Dath cut the cake thus:
and then made more cuts thus, to produce the four servings I’d asked for:
“I can’t believe you’re doing this!” Arsibalt muttered.
“If it worked for Thelenes…” I muttered back. “Now shut up,” and I turned my attention back to Dath who was awaiting further instructions. “How many servings do we have there?” I asked him.
“Four,” he said, slightly unnerved by my ridiculously easy question.
“Now, what if you cut a similar figure but with sides twice as long? So instead of each side being two units-two spatula-widths-it would be-?”
“Four units?”
“Yes. We have four servings here already-if you doubled the size of the figure, how many people could we serve then?”
“Well, two times four would be eight.”
“I agree that two times four is eight. Go ahead and try it,” I said. Dath made more cuts thus:
Halfway through, he saw his error and made a wry face, but I encouraged him to keep going until he was finished. “Sixteen,” he said. “We actually have sixteen servings. Not eight.”
“So, just to review: when we cut a square grid that is two units on a side, we get how many servings?”
“Four.”
“And you just told me that a four-unit grid gives us sixteen. But what if we only wanted eight servings? How many units would our grid have to be?”
“Three?” Dath said, cautiously. Then his eyes dropped to the cake and he counted it out. “No, that gives nine servings.”
“But we’re getting warmer. And now an important thing has changed, which is that you know you don’t know.”
Dath’s eyebrows went up. “That’s important?”
“It’s important to us in here,” I said.
I couldn’t remember what Thelenes had done next when he had done this with a slave-boy on the Plane six millennia ago, and had to ask Orolo.
I spun the cake around, presenting Dath with an unmarked corner. “Go ahead and cut one square big enough for four servings. You don’t have to cut the individual servings out of it.”
“Can I make lines on the frosting?” he asked.
“If it helps.”
With some hints and nudges from Cord, Dath produced a square like this:
“Good,” I said, “now add three more squares just like it.”
Extending lines he’d already made and adding some new ones, Dath enlarged it to this:
“Now, remind me, how many servings can we get out of that whole area?”
“Sixteen.”
“All right. Now look only at the square in the lower right-hand corner.”

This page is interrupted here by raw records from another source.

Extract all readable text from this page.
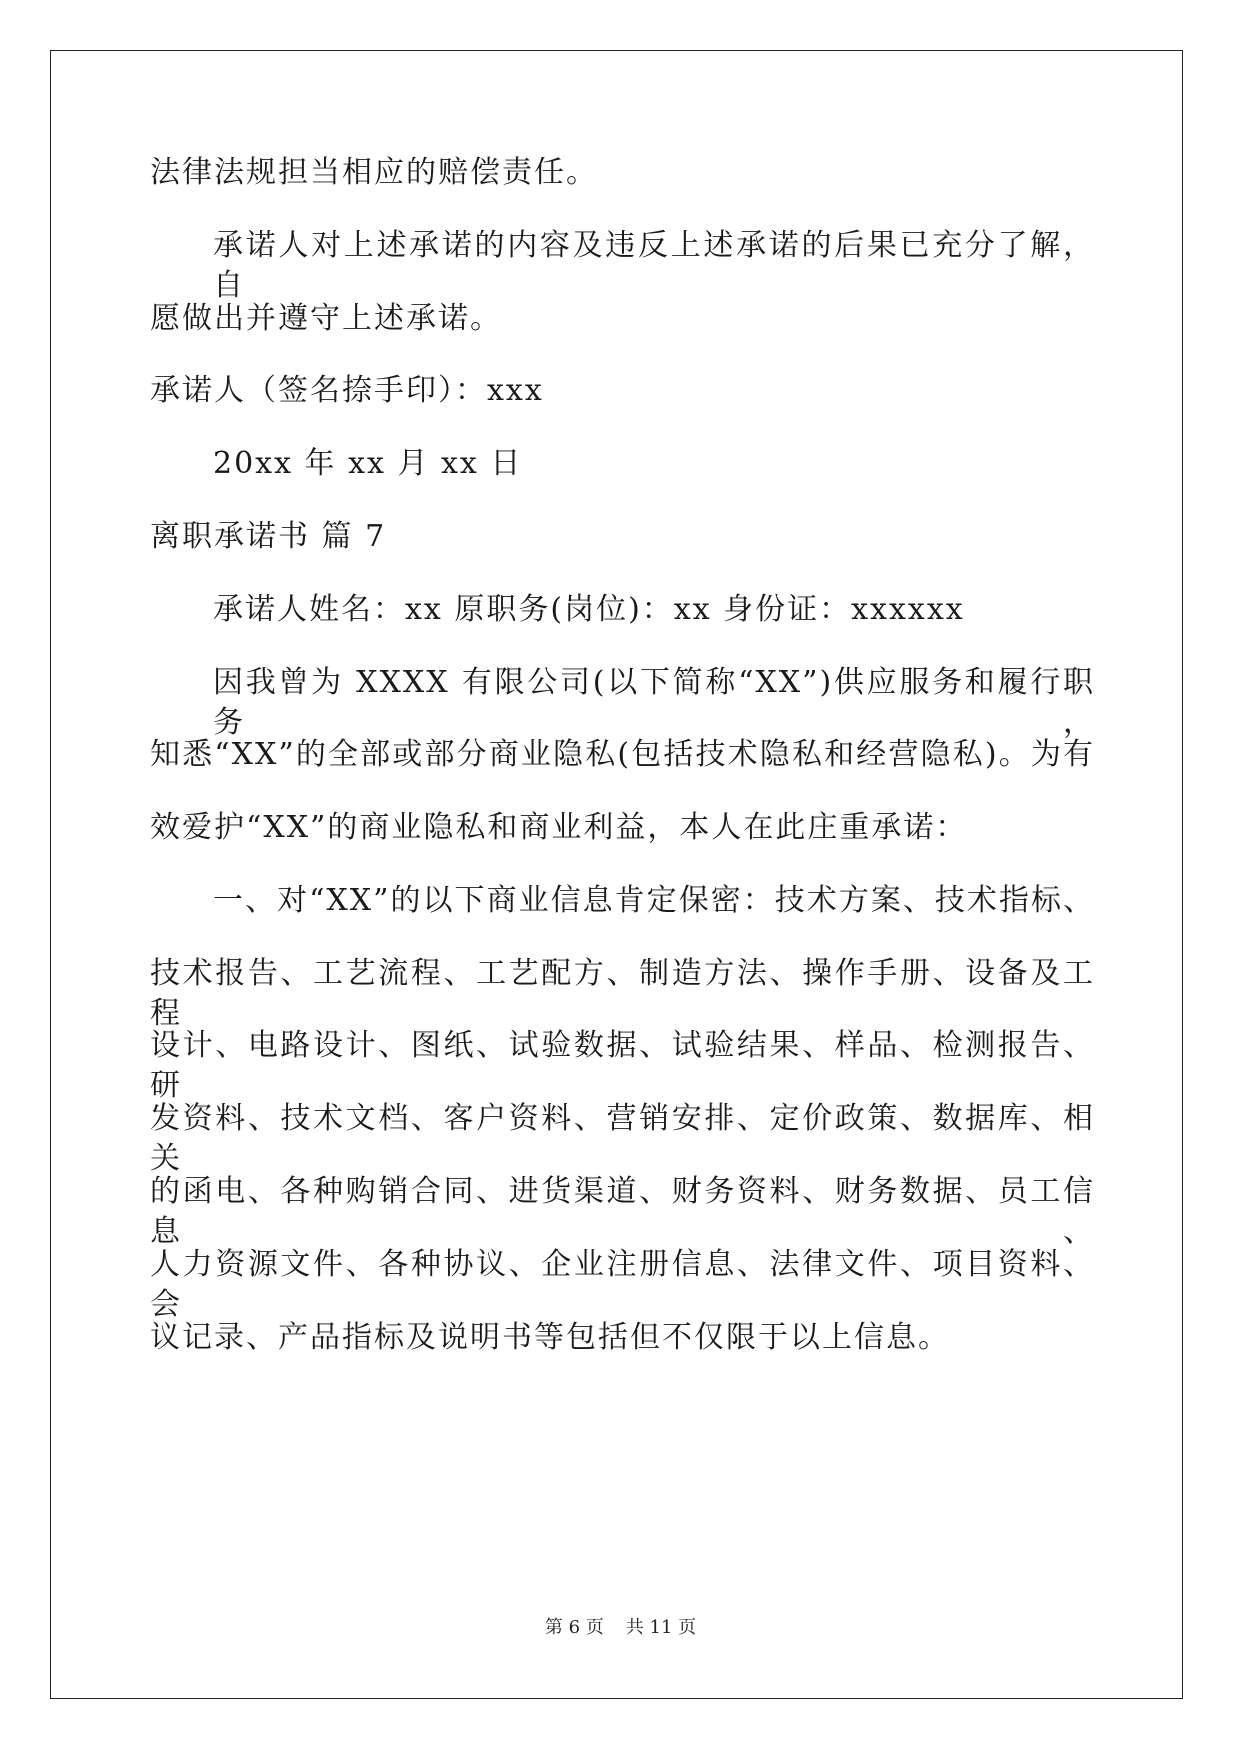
法律法规担当相应的赔偿责任。
承诺人对上述承诺的内容及违反上述承诺的后果已充分了解，自
愿做出并遵守上述承诺。
承诺人（签名捺手印）：xxx
20xx 年 xx 月 xx 日
离职承诺书 篇 7
承诺人姓名：xx 原职务(岗位)：xx 身份证：xxxxxx
因我曾为 XXXX 有限公司(以下简称“XX”)供应服务和履行职务，
知悉“XX”的全部或部分商业隐私(包括技术隐私和经营隐私)。为有
效爱护“XX”的商业隐私和商业利益，本人在此庄重承诺：
一、对“XX”的以下商业信息肯定保密：技术方案、技术指标、
技术报告、工艺流程、工艺配方、制造方法、操作手册、设备及工程
设计、电路设计、图纸、试验数据、试验结果、样品、检测报告、研
发资料、技术文档、客户资料、营销安排、定价政策、数据库、相关
的函电、各种购销合同、进货渠道、财务资料、财务数据、员工信息、
人力资源文件、各种协议、企业注册信息、法律文件、项目资料、会
议记录、产品指标及说明书等包括但不仅限于以上信息。
第 6 页 共 11 页
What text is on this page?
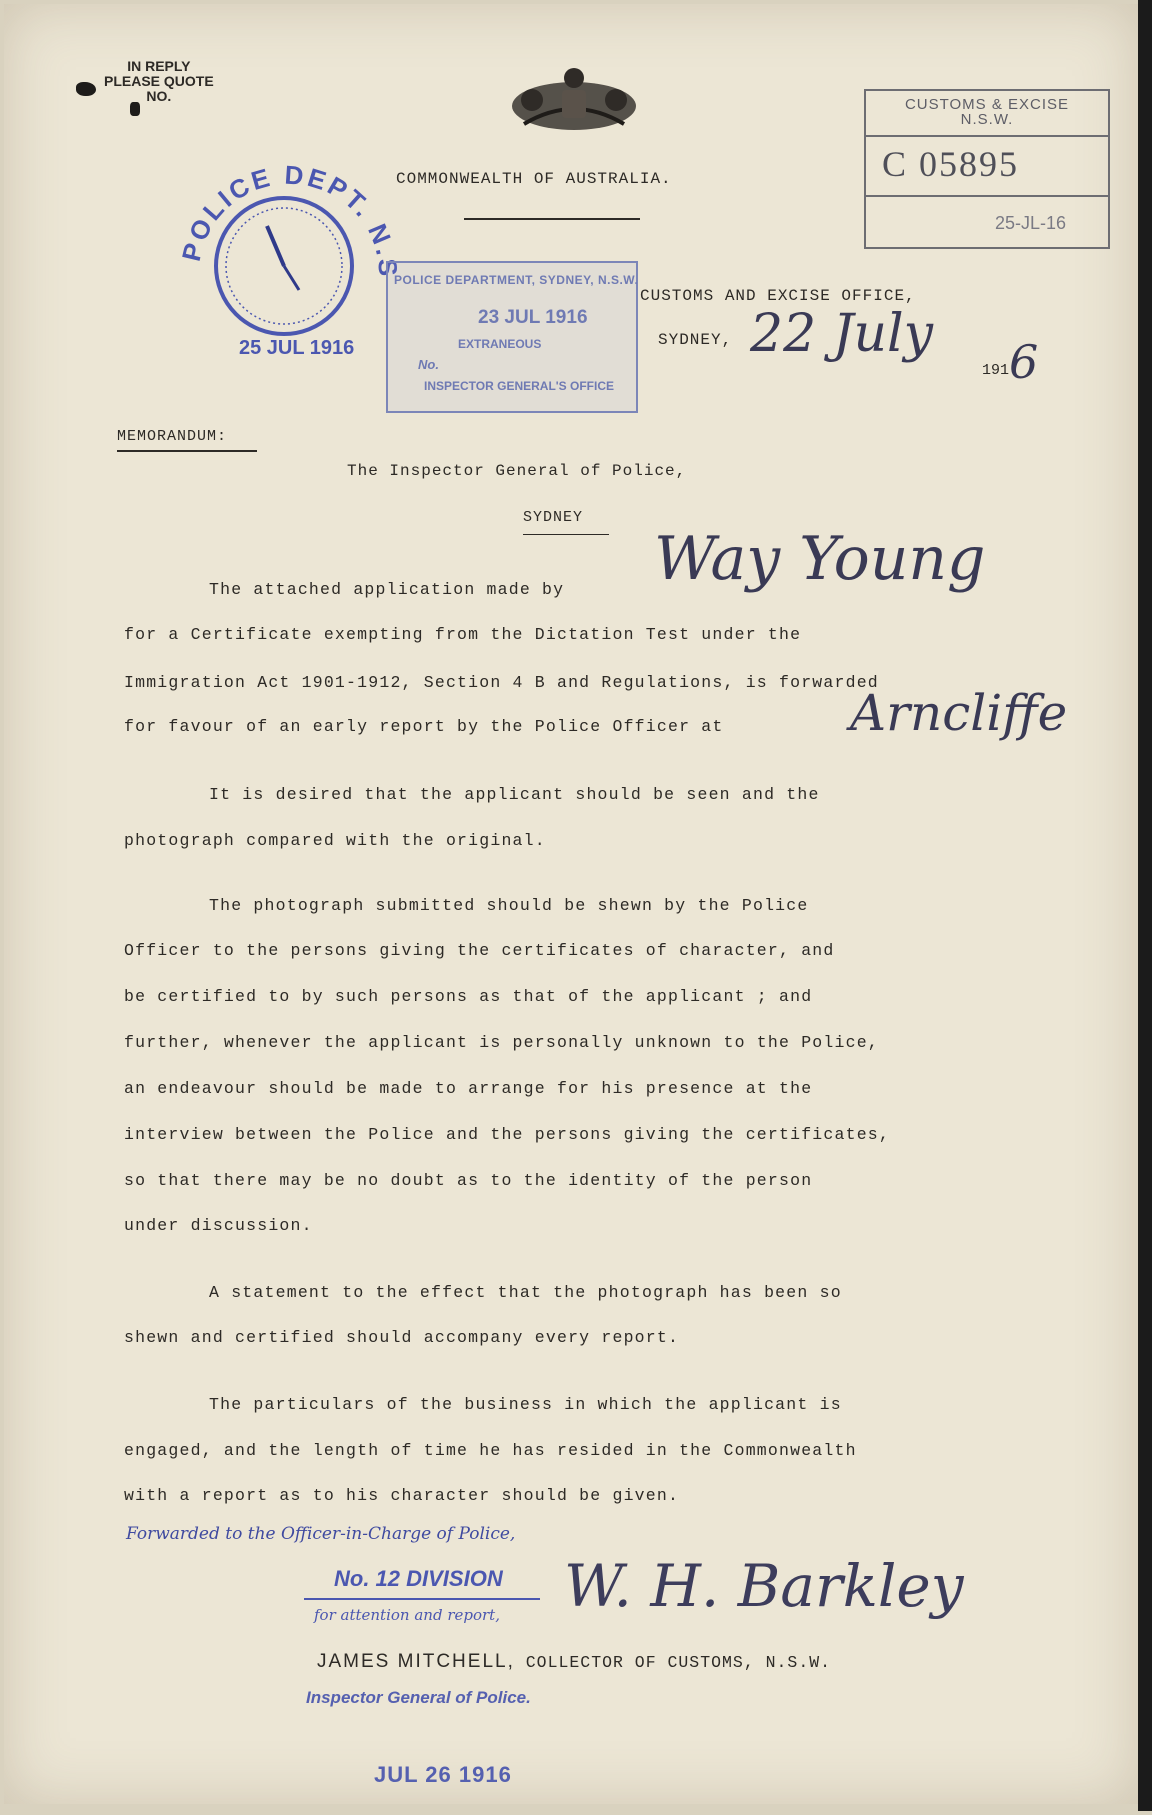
IN REPLY
PLEASE QUOTE
NO.	CUSTOMS & EXCISE
N.S.W.
C 05895
25-JL-16
COMMONWEALTH OF AUSTRALIA.
POLICE DEPT. N.S
25 JUL 1916
POLICE DEPARTMENT, SYDNEY, N.S.W.
23 JUL 1916
EXTRANEOUS
No.
INSPECTOR GENERAL'S OFFICE
CUSTOMS AND EXCISE OFFICE,
SYDNEY, 22 July
1916
MEMORANDUM:
The Inspector General of Police,
SYDNEY
The attached application made by Way Young
for a Certificate exempting from the Dictation Test under the
Immigration Act 1901-1912, Section 4 B and Regulations, is forwarded
for favour of an early report by the Police Officer at	Arncliffe
It is desired that the applicant should be seen and the
photograph compared with the original.
The photograph submitted should be shewn by the Police
Officer to the persons giving the certificates of character, and
be certified to by such persons as that of the applicant ; and
further, whenever the applicant is personally unknown to the Police,
an endeavour should be made to arrange for his presence at the
interview between the Police and the persons giving the certificates,
so that there may be no doubt as to the identity of the person
under discussion.
A statement to the effect that the photograph has been so
shewn and certified should accompany every report.
The particulars of the business in which the applicant is
engaged, and the length of time he has resided in the Commonwealth
with a report as to his character should be given.
Forwarded to the Officer-in-Charge of Police,
No. 12 DIVISION
for attention and report, W. H. Barkley
JAMES MITCHELL, COLLECTOR OF CUSTOMS, N.S.W.
Inspector General of Police.
JUL 26 1916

“Is there a way you can divide it exactly in half with only one cut?”
He got ready to slice along one of the dotted lines, but I shook my head. “Arsibalt here is very particular about his cake and he wants to be sure no one gets a larger slice than him.”
“Thank you very much, wise Thelenes,” Arsibalt put in.

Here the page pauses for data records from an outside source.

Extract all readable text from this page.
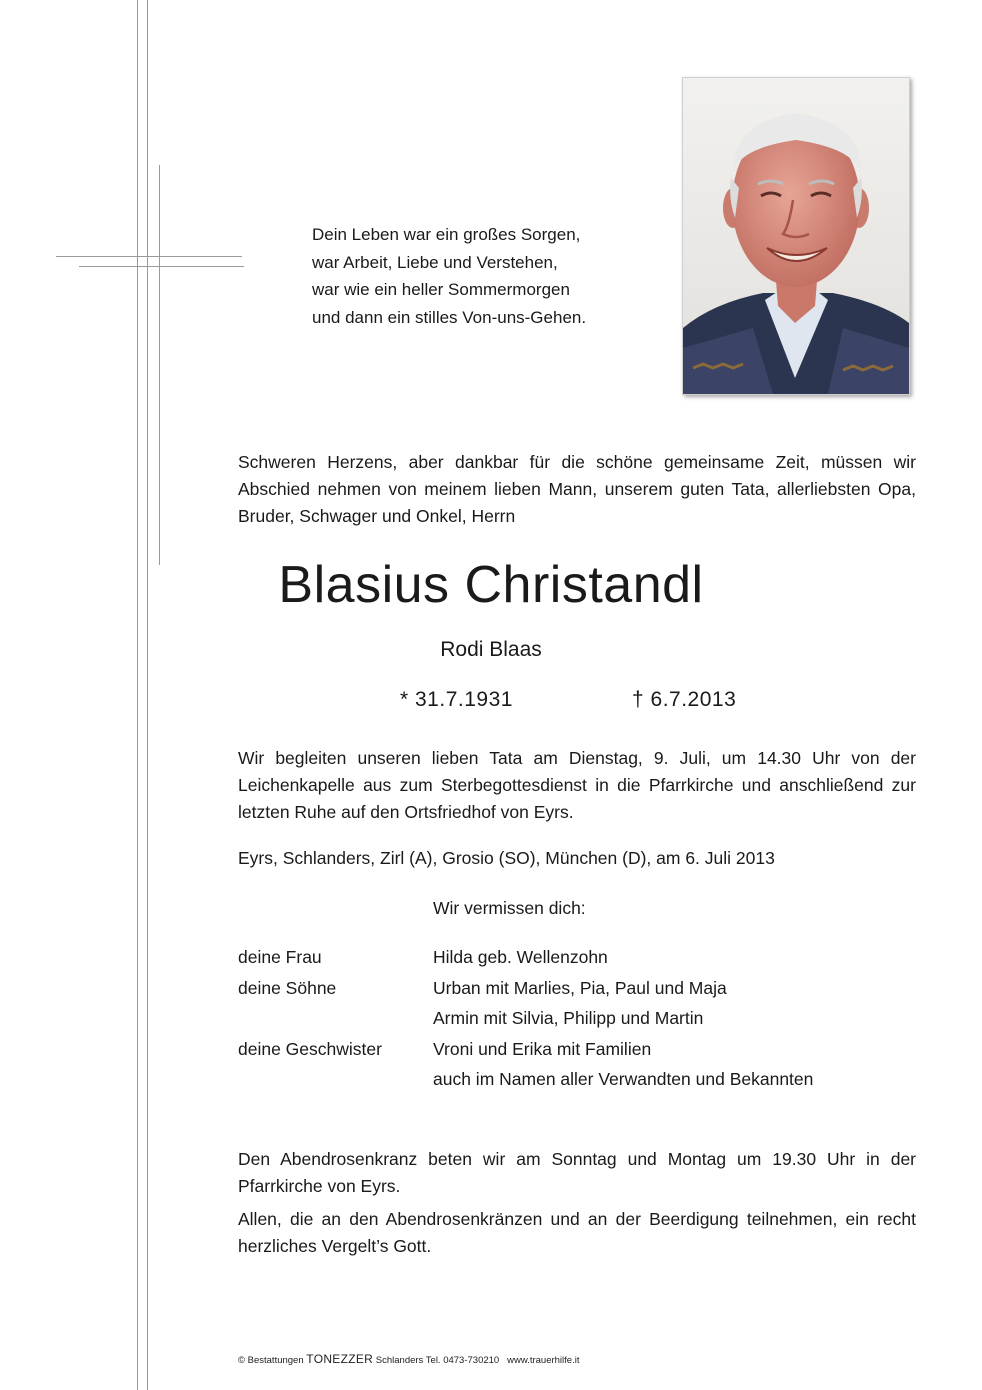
Dein Leben war ein großes Sorgen,
war Arbeit, Liebe und Verstehen,
war wie ein heller Sommermorgen
und dann ein stilles Von-uns-Gehen.
Schweren Herzens, aber dankbar für die schöne gemeinsame Zeit, müssen wir Abschied nehmen von meinem lieben Mann, unserem guten Tata, allerliebsten Opa, Bruder, Schwager und Onkel, Herrn
Blasius Christandl
Rodi Blaas
* 31.7.1931	† 6.7.2013
Wir begleiten unseren lieben Tata am Dienstag, 9. Juli, um 14.30 Uhr von der Leichenkapelle aus zum Sterbegottesdienst in die Pfarrkirche und anschließend zur letzten Ruhe auf den Ortsfriedhof von Eyrs.
Eyrs, Schlanders, Zirl (A), Grosio (SO), München (D), am 6. Juli 2013
Wir vermissen dich:
deine Frau	Hilda geb. Wellenzohn
deine Söhne	Urban mit Marlies, Pia, Paul und Maja
Armin mit Silvia, Philipp und Martin
deine Geschwister	Vroni und Erika mit Familien
auch im Namen aller Verwandten und Bekannten
Den Abendrosenkranz beten wir am Sonntag und Montag um 19.30 Uhr in der Pfarrkirche von Eyrs.
Allen, die an den Abendrosenkränzen und an der Beerdigung teilnehmen, ein recht herzliches Vergelt’s Gott.
© Bestattungen TONEZZER Schlanders Tel. 0473-730210 www.trauerhilfe.it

I ignored him. “Can you make one cut that’s guaranteed to satisfy him? The pieces don’t have to be square. Other shapes are okay-like triangles.”
With that hint, Dath made a cut like this:
“Now, do the others the same,” I said. He made it like this:
“When you made the first diagonal cut, you cut a square exactly in half, right?”
“Right.”
“And is the same true of the other three diagonal cuts and the other three squares?”
“Of course.”
“So, let’s say I rotate the pan and you look at it this way”:
“What shape do you see in the middle there?”
“A square.”
“And how many servings worth of cake are contained in that square?”
“I don’t know.”
“Well, it’s made up of four triangles, right?”
“Yeah.”
“Each of those triangles is half of a small square, right?”
“Right.”
“And how many servings in a small square?”
“Four.”
“So each triangle has enough cake for how many servings?”
“Two.”
“And the square that’s made up from four such triangles has enough cake for-”

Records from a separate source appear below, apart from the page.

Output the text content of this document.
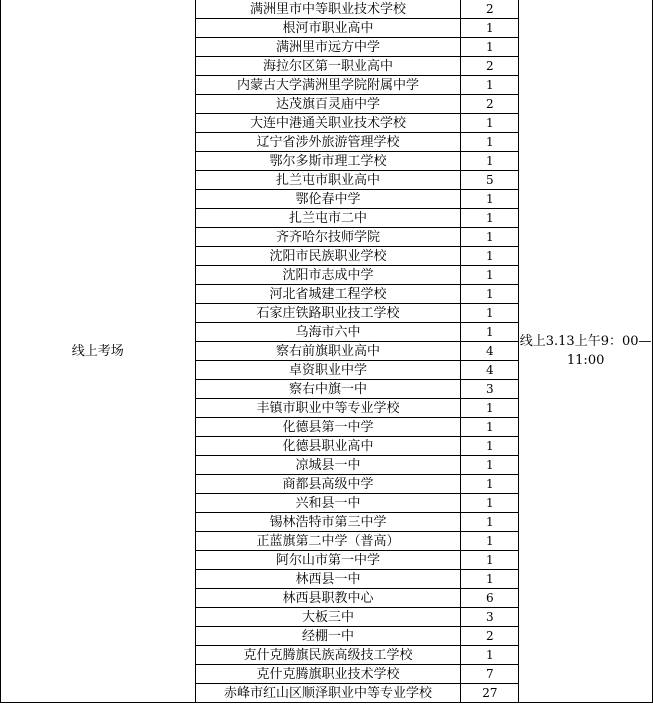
线上考场	满洲里市中等职业技术学校	2	线上3.13上午9：00—11:00
	根河市职业高中	1	
	满洲里市远方中学	1	
	海拉尔区第一职业高中	2	
	内蒙古大学满洲里学院附属中学	1	
	达茂旗百灵庙中学	2	
	大连中港通关职业技术学校	1	
	辽宁省涉外旅游管理学校	1	
	鄂尔多斯市理工学校	1	
	扎兰屯市职业高中	5	
	鄂伦春中学	1	
	扎兰屯市二中	1	
	齐齐哈尔技师学院	1	
	沈阳市民族职业学校	1	
	沈阳市志成中学	1	
	河北省城建工程学校	1	
	石家庄铁路职业技工学校	1	
	乌海市六中	1	
	察右前旗职业高中	4	
	卓资职业中学	4	
	察右中旗一中	3	
	丰镇市职业中等专业学校	1	
	化德县第一中学	1	
	化德县职业高中	1	
	凉城县一中	1	
	商都县高级中学	1	
	兴和县一中	1	
	锡林浩特市第三中学	1	
	正蓝旗第二中学（普高）	1	
	阿尔山市第一中学	1	
	林西县一中	1	
	林西县职教中心	6	
	大板三中	3	
	经棚一中	2	
	克什克腾旗民族高级技工学校	1	
	克什克腾旗职业技术学校	7	
	赤峰市红山区顺泽职业中等专业学校	27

“Eight servings,” he said, and then realized: “which is the problem we were trying to solve before!”
“We’ve been trying to solve it the whole time,” I corrected him, “it just takes a minute or two. So, can you cut us eight servings then, please?”
“That’s it,” I said.
“We can eat now?”
“Yes. Do you see what just happened?”
“Uh…I cut eight equal servings of cake?”
“You make it sound easy…but it was hard, in a way,” I said. “Remember, a few minutes ago, you knew how to cut four servings. That was easy. You knew how to cut sixteen. That was easy too. Nine, no problem. But you didn’t know how to cut eight. It seemed impossible. But by thinking it through, we were able to come up with an answer. And not just an approximate answer, but one that is perfectly correct.”